In order to make STAMINA/STORM faster, in addition to memory pooling and decreased use of std::unordered_map and std::unordered_set (which after much testing, were determined to be far slower than the Java equivalent), certain dynamic programming improvements were devised to the STAMINA 2.0 algorithm. Please note that these are implemented exclusively in the STORM integration. The improvements simply keep track of the reachability that would have been lost in previous iterations and enqueue "lost" states to be explored alongside terminal states of the last iteration, rather than either the initial state (STAMINA 2.0) or the previous terminal states (STAMINA 1.0).

See a Visual Explainer of the STAMINA Algorithm:

STAMINA's Multithreading Protocol

Another major novel improvement slated to be released with STAMINA 2.5 is the use of multi-threading, and a custom protocol for the control thread to grant access without having to store mutual-exclusions for every state (extremely memory intensive), or having to lock all or part of the state space every time a thread requests control of a state (reduces the improvement of multithreading). This new protocol is among the improvements we are looking to include in a paper this fall.

The STAMINA multithreading protocol is based on two main ideas: first, that threads can "own" states and only explore states that they own, and second, that ownership of states can expire after a certain amount of time. Threads can ask who owns a state without locking the mutex on the datastructure keeping track of that, but they must lock that mutex in order to request ownership of the state. A single control thread mantains the governing data structure, and state ownership expires based on a LRU (least-recently used) policy.

STAMINA's multithreading protocol has not yet been functionally implemented in STAMINA yet. That is slated to be released next month.

The following diagram demonstrates how data is passed around in STAMINA's multithreading protocol.

  1. The main loop of the ModelBuilder class explores in a single-thread until the number of terminal states is greater than or equal to the number of exploration threads.
  2. The main loop of the ExplorationThread class checks if there are cross-exploration requests and explores them, prioritizing slightly above its own queue.
  3. If the state reachability is above κ, we enqueue the successors of a state.
  4. For each successor, we check which thread owns the state. This check does not lock the mutex because it is not a write.
  5. If the state is owned by another ExplorationThread, we request cross exploration from that thread with the path probability we have, called Δπ.
  6. If the state is new, then we request ownership. If successful, we put in our main exploration queue.
  7. If the state we are exploring has a reachability below κ, we set it as terminal and send it to the builder class

The STAMINA 3.0 Algorithm

STAMINA 3.0 (not yet released) reduces complexity of the algorithm further.
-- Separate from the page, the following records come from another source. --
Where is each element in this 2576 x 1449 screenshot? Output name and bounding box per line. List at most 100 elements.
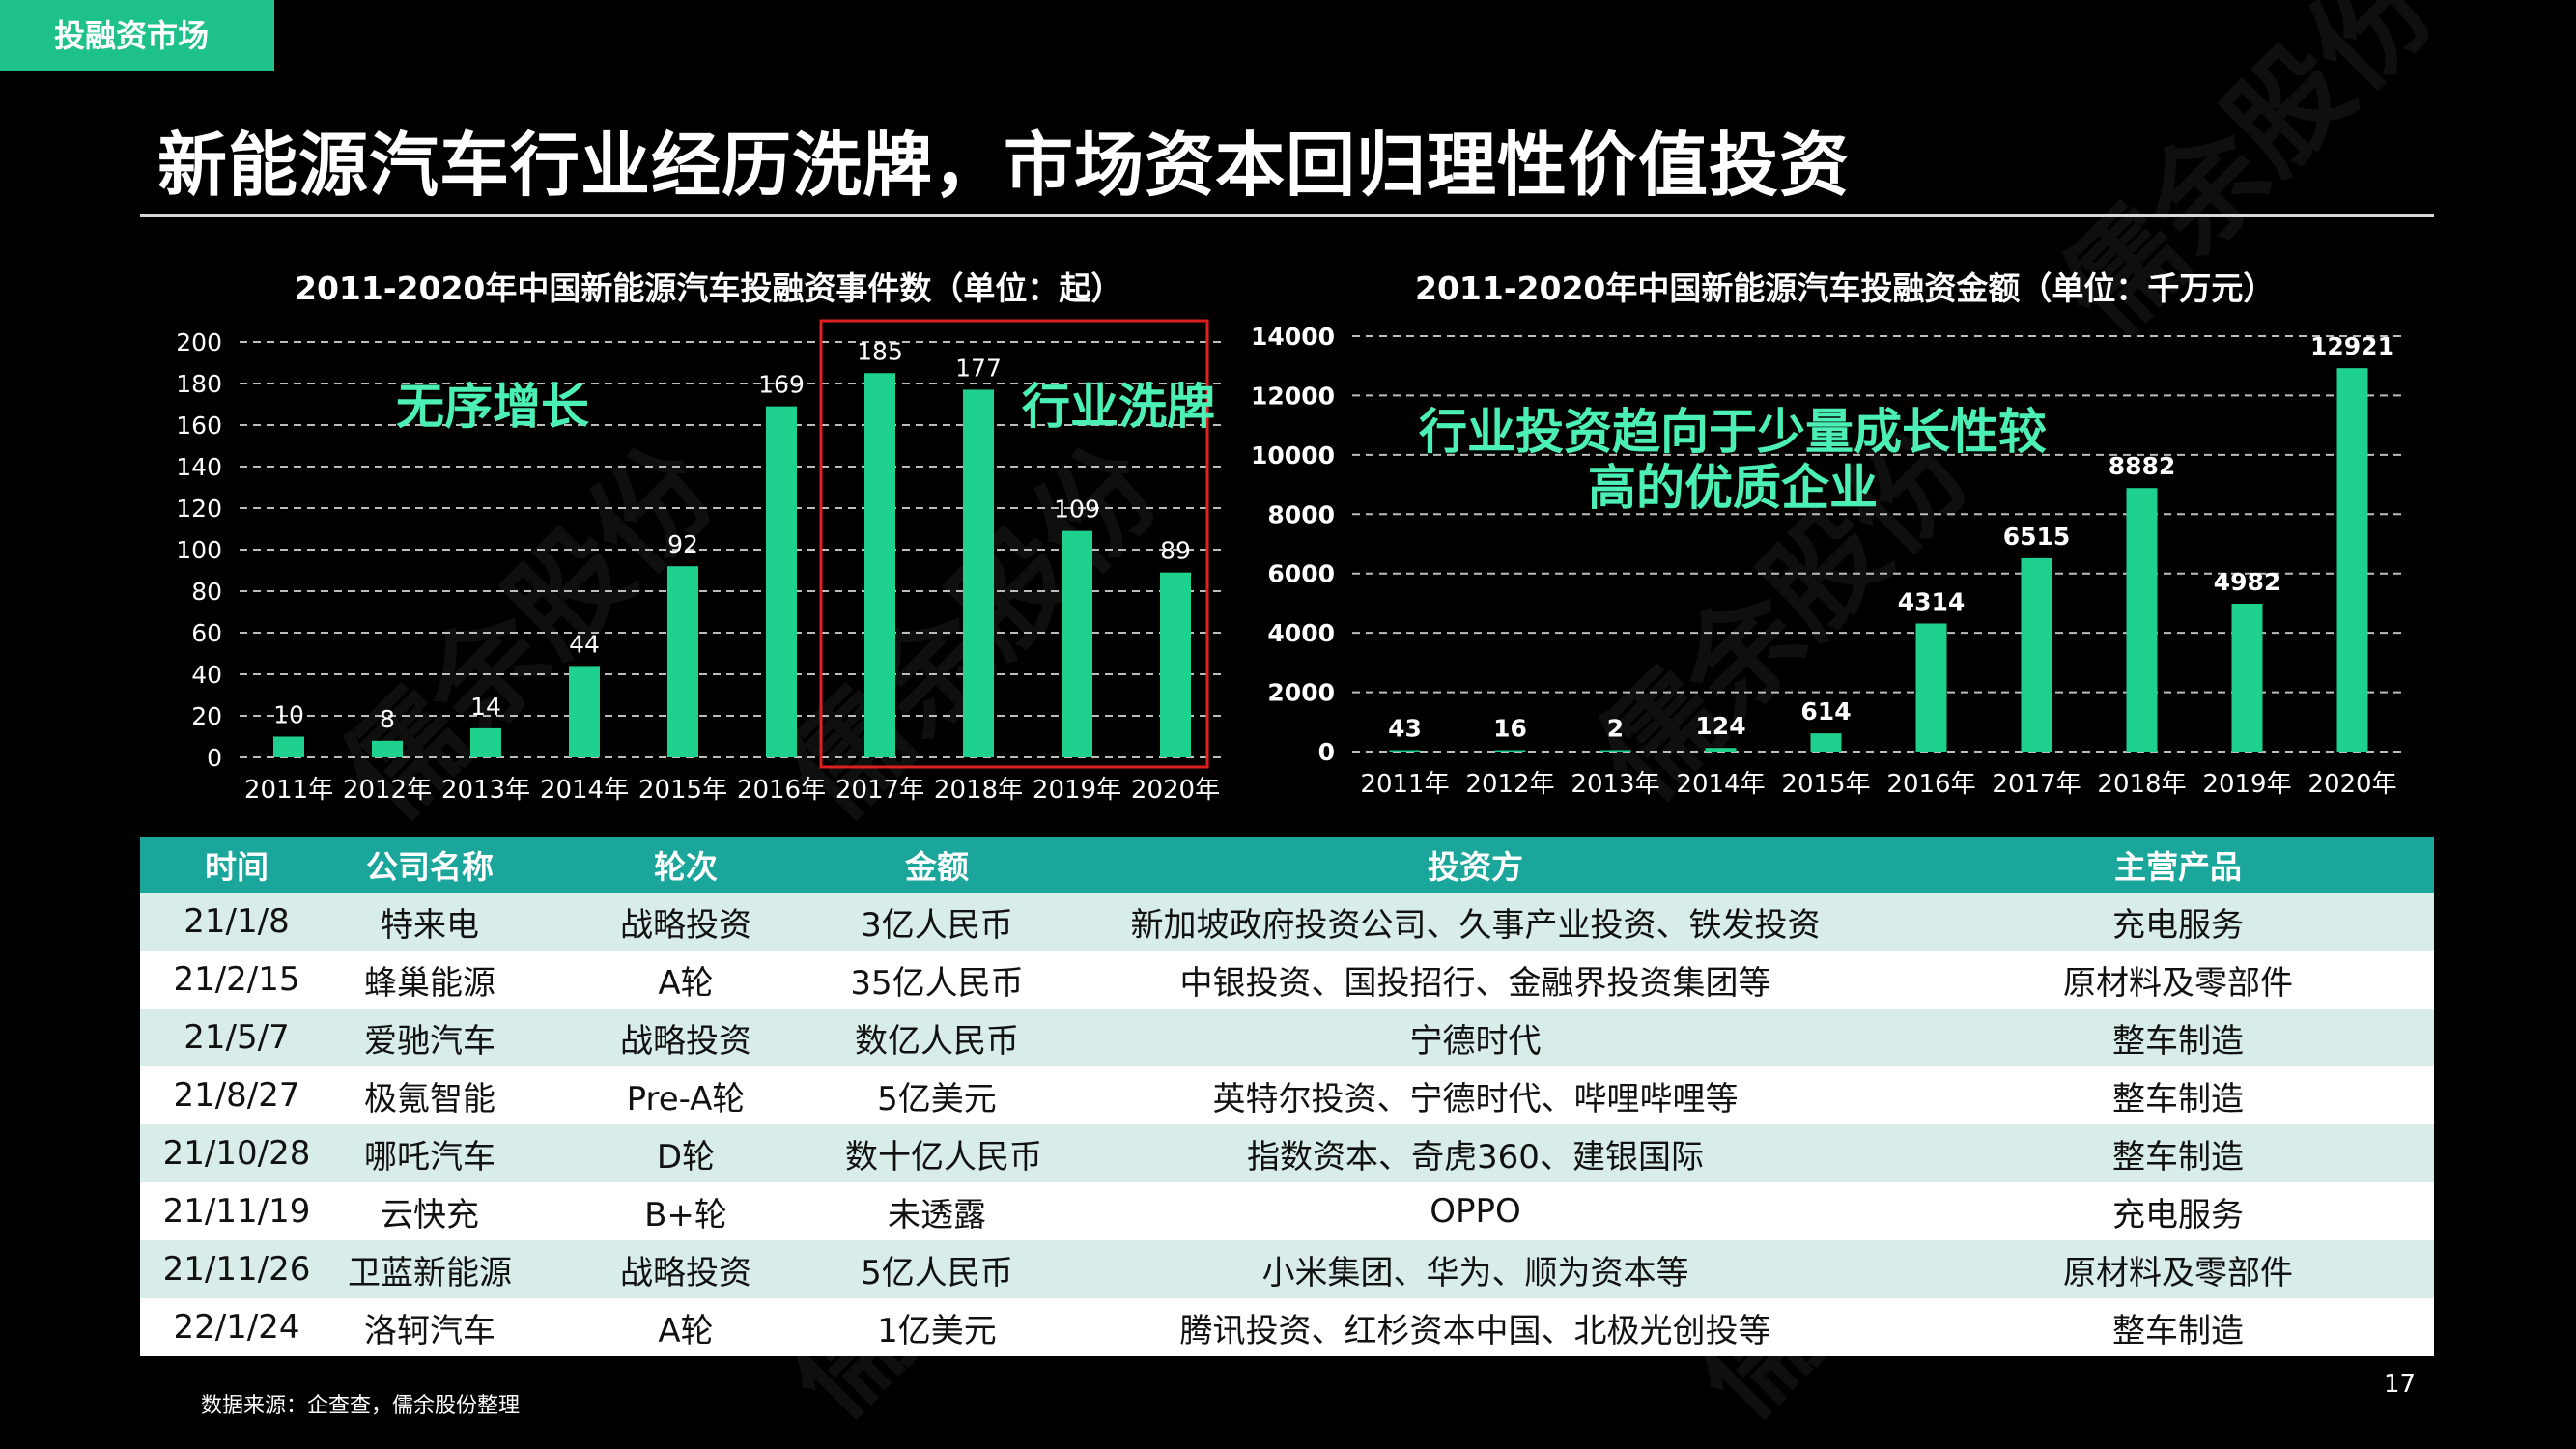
time-cell: 21/5/7 [140,1009,333,1066]
bar [1160,572,1191,757]
company-cell: 卫蓝新能源 [333,1240,526,1298]
time-cell: 21/10/28 [140,1124,333,1182]
data-label: 169 [758,371,805,399]
y-tick-label: 20 [191,702,222,730]
x-tick-label: 2013年 [1571,770,1659,799]
product-cell: 充电服务 [1922,1182,2434,1240]
data-label: 8 [380,705,395,733]
company-cell: 爱驰汽车 [333,1009,526,1066]
investors-cell: 英特尔投资、宁德时代、哔哩哔哩等 [1029,1066,1922,1124]
bar [2021,557,2052,752]
amount-cell: 5亿美元 [845,1066,1029,1124]
x-tick-label: 2019年 [1033,776,1121,805]
company-cell: 云快充 [333,1182,526,1240]
table-row: 22/1/24 洛轲汽车 A轮 1亿美元 腾讯投资、红杉资本中国、北极光创投等 整车制造 [140,1298,2434,1356]
company-cell: 极氪智能 [333,1066,526,1124]
bar [1599,750,1631,752]
time-cell: 21/8/27 [140,1066,333,1124]
x-tick-label: 2018年 [934,776,1023,805]
y-tick-label: 200 [176,328,222,356]
amount-cell: 3亿人民币 [845,893,1029,951]
round-cell: A轮 [526,1298,845,1356]
table-row: 21/11/26 卫蓝新能源 战略投资 5亿人民币 小米集团、华为、顺为资本等 原材料及零… [140,1240,2434,1298]
x-tick-label: 2017年 [1992,770,2081,799]
x-tick-label: 2012年 [1465,770,1554,799]
data-label: 8882 [2109,452,2176,480]
x-tick-label: 2016年 [737,776,826,805]
column-header: 时间 [140,837,333,893]
data-label: 4982 [2214,568,2281,596]
round-cell: 战略投资 [526,1009,845,1066]
investors-cell: OPPO [1029,1182,1922,1240]
x-tick-label: 2018年 [2097,770,2186,799]
x-tick-label: 2015年 [1781,770,1870,799]
section-tag: 投融资市场 [0,0,274,71]
y-tick-label: 8000 [1267,500,1335,528]
y-tick-label: 120 [176,495,222,523]
x-tick-label: 2011年 [244,776,333,805]
amount-cell: 数亿人民币 [845,1009,1029,1066]
chart-annotation: 行业投资趋向于少量成长性较 [1419,404,2047,460]
data-label: 44 [569,630,600,658]
data-label: 6515 [2003,523,2071,551]
time-cell: 21/2/15 [140,951,333,1009]
bar [963,389,994,757]
x-tick-label: 2011年 [1360,770,1449,799]
x-tick-label: 2020年 [1131,776,1220,805]
table-row: 21/10/28 哪吒汽车 D轮 数十亿人民币 指数资本、奇虎360、建银国际 整车制造 [140,1124,2434,1182]
y-tick-label: 10000 [1251,441,1335,469]
bar [569,666,600,757]
table-row: 21/2/15 蜂巢能源 A轮 35亿人民币 中银投资、国投招行、金融界投资集团等 原材料… [140,951,2434,1009]
bar [1389,750,1421,752]
chart-2-title: 2011-2020年中国新能源汽车投融资金额（单位：千万元） [1415,270,2276,307]
x-tick-label: 2016年 [1886,770,1975,799]
product-cell: 整车制造 [1922,1124,2434,1182]
bar [1705,748,1737,752]
data-label: 177 [955,354,1002,382]
chart-events-count: 0 20 40 60 80 100 120 140 160 180 200 10 2011年 8 2012年… [176,319,1225,805]
x-tick-label: 2014年 [1676,770,1765,799]
x-tick-label: 2015年 [638,776,727,805]
y-tick-label: 12000 [1251,382,1335,410]
company-cell: 洛轲汽车 [333,1298,526,1356]
product-cell: 原材料及零部件 [1922,1240,2434,1298]
company-cell: 蜂巢能源 [333,951,526,1009]
round-cell: 战略投资 [526,1240,845,1298]
y-tick-label: 160 [176,412,222,440]
x-tick-label: 2013年 [441,776,530,805]
data-label: 2 [1607,715,1624,743]
y-tick-label: 60 [191,619,222,647]
y-tick-label: 80 [191,578,222,606]
company-cell: 哪吒汽车 [333,1124,526,1182]
bar [470,727,501,757]
chart-annotation: 高的优质企业 [1588,460,1878,516]
y-tick-label: 6000 [1267,560,1335,588]
data-label: 14 [470,693,501,721]
bar [273,736,304,757]
product-cell: 充电服务 [1922,893,2434,951]
y-tick-label: 0 [207,744,222,772]
table-header-row: 时间 公司名称 轮次 金额 投资方 主营产品 [140,837,2434,893]
product-cell: 整车制造 [1922,1066,2434,1124]
table-row: 21/11/19 云快充 B+轮 未透露 OPPO 充电服务 [140,1182,2434,1240]
bar [667,566,698,757]
chart-annotation: 无序增长 [396,379,589,435]
data-label: 12921 [2310,332,2394,360]
amount-cell: 未透露 [845,1182,1029,1240]
highlight-box [819,319,1209,769]
table-row: 21/1/8 特来电 战略投资 3亿人民币 新加坡政府投资公司、久事产业投资、铁发投资充… [140,893,2434,951]
investors-cell: 腾讯投资、红杉资本中国、北极光创投等 [1029,1298,1922,1356]
bar [1062,530,1092,757]
company-cell: 特来电 [333,893,526,951]
chart-annotation: 行业洗牌 [1022,379,1215,435]
time-cell: 22/1/24 [140,1298,333,1356]
time-cell: 21/11/19 [140,1182,333,1240]
data-label: 92 [667,530,698,558]
data-label: 4314 [1898,587,1966,615]
bar [2126,488,2158,752]
bar [1915,623,1947,752]
data-label: 185 [857,337,903,365]
x-tick-label: 2019年 [2202,770,2291,799]
data-label: 109 [1054,496,1100,524]
data-label: 89 [1160,537,1191,565]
Rather than using κ and rκ to conditionally truncate states, all states, as they are explored, are inserted into a priority queue on the value π[s], the estimated reachability of that state. States are explored in order of their estimated reachability. If a current state transitions into a state that is already enqueued, we do not force the queue to re-order until that state is dequeued and explored.

The STAMINA Heuristic Algorithm

The STAMINA Heuristic algorithm has not yet been implemented nor tested but would provide an alternate means of termination rather than estimated terminal reachability.